Building a Live Bus Tracker: AI Crowd Analysis & Real-Time Sync (Part 2)

#ai #fastapi #iot #python

Getting hardware to transmit data from a moving bus is hard. Processing that data into actionable, real-time insights is a completely different challenge.

In Part 1, I built an ESP32-CAM node to push GPS and image data over a 2G cellular network.

Now, I need a backend capable of catching that data, analyzing the crowd size using AI, and syncing it to a mobile app in milliseconds. Here is how I architected the cloud infrastructure using FastAPI, Hugging Face, Google Gemini, and React.

1. The FastAPI Receiver

The ESP32 sends a continuous stream of HTTP POST requests. I deployed a Python FastAPI backend on Hugging Face Spaces to catch them.

Memory on the hardware side is tight. I couldn't send massive JSON payloads without crashing the board.

Instead, I injected the GPS coordinates and speed directly into the HTTP headers. The actual image is sent as raw binary data in the request body.

Python
@app.post("/api/update-bus")
async def update_bus(
    request: Request,
    bus_id: str = Header(..., alias="bus-id"),
    bus_lat: float = Header(..., alias="bus-lat"),
    bus_lng: float = Header(..., alias="bus-lng"),
    bus_speed: float = Header(..., alias="bus-speed"),
):
    # Read raw image binary directly from the request body
    image_bytes = await request.body()

    if not image_bytes:
        return JSONResponse({"status": "error", "message": "No image data"}, status=400)

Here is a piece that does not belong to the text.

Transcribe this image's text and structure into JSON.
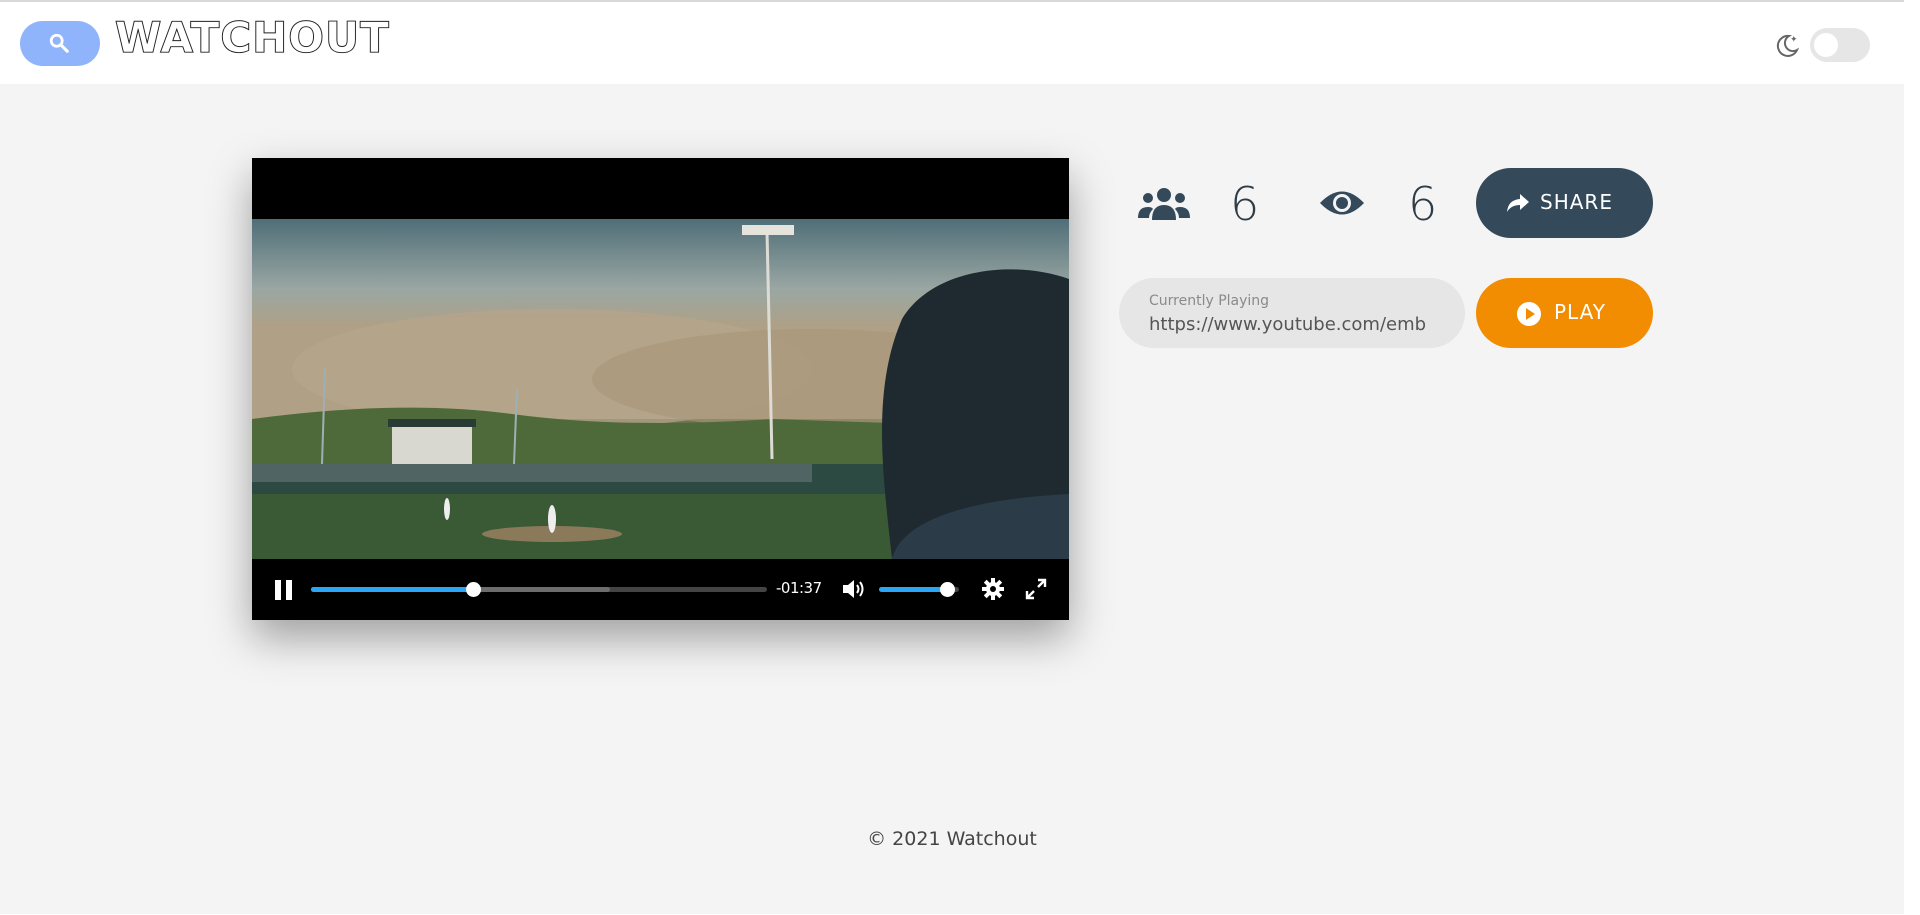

2. Dual AI Processing (The Flex)

Relying on a single AI model for object detection in a production environment is risky. If the API rate-limits or fails, the entire tracking app breaks.

To solve this, I used two different models: a Hugging Face DETR model and Google's Gemini 2.5 Flash API.

Running them sequentially would take too long and introduce severe latency to the real-time map. I used Python's ThreadPoolExecutor to run both AI inferences concurrently on separate threads.

Python
    # 1. Concurrent AI Analysis
    gemini_count = 0
    hf_count = 0

    with ThreadPoolExecutor(max_workers=2) as executor:
        future_gem = executor.submit(analyze_with_gemini, image_bytes)
        future_hf = executor.submit(analyze_with_huggingface, image_bytes)
        gemini_count = future_gem.result()
        hf_count = future_hf.result()

    # 2. Calculate Average & Crowd Level
    if gemini_count > 0 and hf_count > 0:
        avg_count = round((gemini_count + hf_count) / 2)
    else:
        avg_count = max(gemini_count, hf_count) # Fallback if one API fails

This cuts the processing time in half. It also guarantees a crowd count even if one API goes offline. The avg_count is then mapped to a string status: Low, Moderate, High, or Very High.

3. Firebase Real-Time Sync

Once the backend calculates the crowd level, it needs to push the data to the frontend immediately.

I used Firebase Firestore. The critical detail here is updating the live location and crowd status without overwriting static database fields (like the bus route number or destination).

Python
        try:
            bus_ref = db.collection('public').document('data').collection('buses').document(bus_id)

            bus_data = {
                "id": bus_id,
                "lat": bus_lat,
                "lng": bus_lng,
                "speed": bus_speed,
                "peopleCount": avg_count,
                "crowdLevel": crowd_status,
                "lastUpdated": firestore.SERVER_TIMESTAMP
            }

            # merge=True prevents overwriting existing route data
            bus_ref.set(bus_data, merge=True)
        except Exception as e:
            print(f"Firestore Write Failed: {e}")

4. The React Frontend

The final piece of the architecture is the user interface. The React app actively listens to the Firestore database.

When a user searches for a route, the app dynamically renders the bus cards. It reads the crowdLevel string and injects Tailwind CSS classes to change the UI colors—amber for moderate, red for crowded.

JavaScript
// Determining color coding for crowd levels
const crowd = bus.crowdLevel || 'Moderate';
const crowdIsVery = crowd.toLowerCase().includes('very');

// Inside the component return:
<div
  className={`flex items-center gap-1.5 text-sm font-bold px-3 py-1 rounded-full ${
    crowdIsVery ? 'bg-red-50 text-red-600' : 'bg-amber-50 text-amber-600'
  }`}
>
  <Users size={14} />
  <span>{crowd}</span>
</div>

The Result
A hardware node captures the real world. A Python backend processes it concurrently using dual AI models. A React app visualizes it for the user in real-time.

This architecture successfully bridges physical IoT with cloud AI.